If we could save ourselves, Jesus wouldn’t have needed to come.

But the flesh was too strong, too corrupt, too deeply rooted. So God did what we could never do:

He sent Jesus to break the power of the flesh once and for all.

Through His death and resurrection, Jesus made it possible for us to surrender daily—not by willpower, but by grace.

We don’t burn off the flesh through effort. We burn it off through surrender.


A World Without Rules?

Some new Christians imagine a world without God’s laws—a world where we simply “follow our hearts.”

But our hearts are inconsistent. Our desires are unreliable. Our flesh is deceptive.

The world says, “Follow your heart.”   God says, “Follow My voice.”

One leads to chaos. The other leads to life.


The Painful but Beautiful Process of Dying to Self

Romans 6 also tells us we are no longer slaves to sin. We don’t belong to the flesh anymore.

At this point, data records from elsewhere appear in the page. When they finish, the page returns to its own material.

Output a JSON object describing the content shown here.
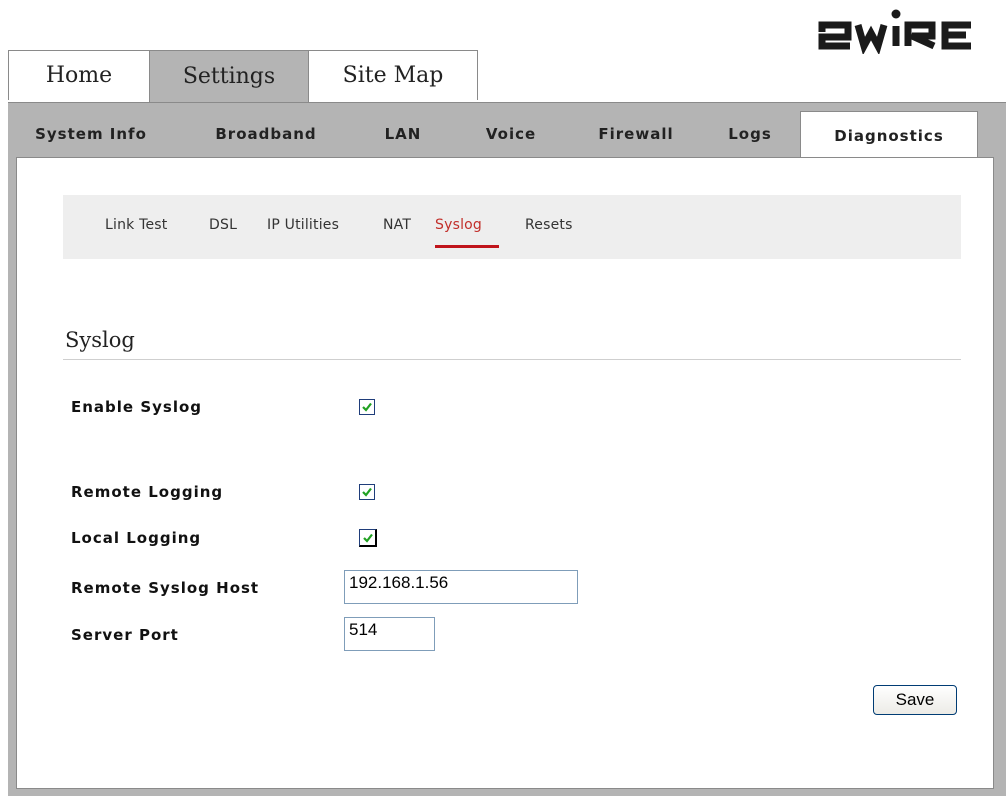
{
  "brand": {
    "logo_text": "2WIRE"
  },
  "main_tabs": [
    {
      "label": "Home",
      "active": false
    },
    {
      "label": "Settings",
      "active": true
    },
    {
      "label": "Site Map",
      "active": false
    }
  ],
  "sub_tabs": [
    {
      "label": "System Info",
      "active": false
    },
    {
      "label": "Broadband",
      "active": false
    },
    {
      "label": "LAN",
      "active": false
    },
    {
      "label": "Voice",
      "active": false
    },
    {
      "label": "Firewall",
      "active": false
    },
    {
      "label": "Logs",
      "active": false
    },
    {
      "label": "Diagnostics",
      "active": true
    }
  ],
  "diagnostics_nav": [
    {
      "label": "Link Test",
      "active": false
    },
    {
      "label": "DSL",
      "active": false
    },
    {
      "label": "IP Utilities",
      "active": false
    },
    {
      "label": "NAT",
      "active": false
    },
    {
      "label": "Syslog",
      "active": true
    },
    {
      "label": "Resets",
      "active": false
    }
  ],
  "section": {
    "title": "Syslog"
  },
  "form": {
    "enable_syslog": {
      "label": "Enable Syslog",
      "checked": true
    },
    "remote_logging": {
      "label": "Remote Logging",
      "checked": true
    },
    "local_logging": {
      "label": "Local Logging",
      "checked": true
    },
    "remote_syslog_host": {
      "label": "Remote Syslog Host",
      "value": "192.168.1.56"
    },
    "server_port": {
      "label": "Server Port",
      "value": "514"
    },
    "save_label": "Save"
  },
  "colors": {
    "frame_grey": "#b4b4b4",
    "active_link": "#c22f2a",
    "checkmark": "#21a121",
    "nav_bg": "#eeeeee"
  }
}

We don’t have to obey its demands.

But even though the power of sin is broken, the presence of the flesh still tries to pull us back. That’s why the process of surrender can feel like a battle.

Dying to self looks like:

  • Letting go of habits that once comforted us

  • Choosing forgiveness when bitterness feels easier

  • Putting others first when our flesh screams “Me first!”

  • Saying “yes” to God when everything in us wants to say “not today”

It’s painful because the flesh fights back. But it’s necessary because the flesh is like a virus—it has to go.


And every time we surrender, something beautiful happens:
The life of Jesus grows stronger in us.

You’re Not Doing This Alone

If surrender feels hard, hear this:

You were never meant to do it alone.


The Israelites couldn’t.

You can’t.

I can’t.

But Jesus can.

And He walks with you daily, empowering you to burn the remaining flesh and live in the purity He purchased for you.

Not through striving. Not through guilt. But through grace.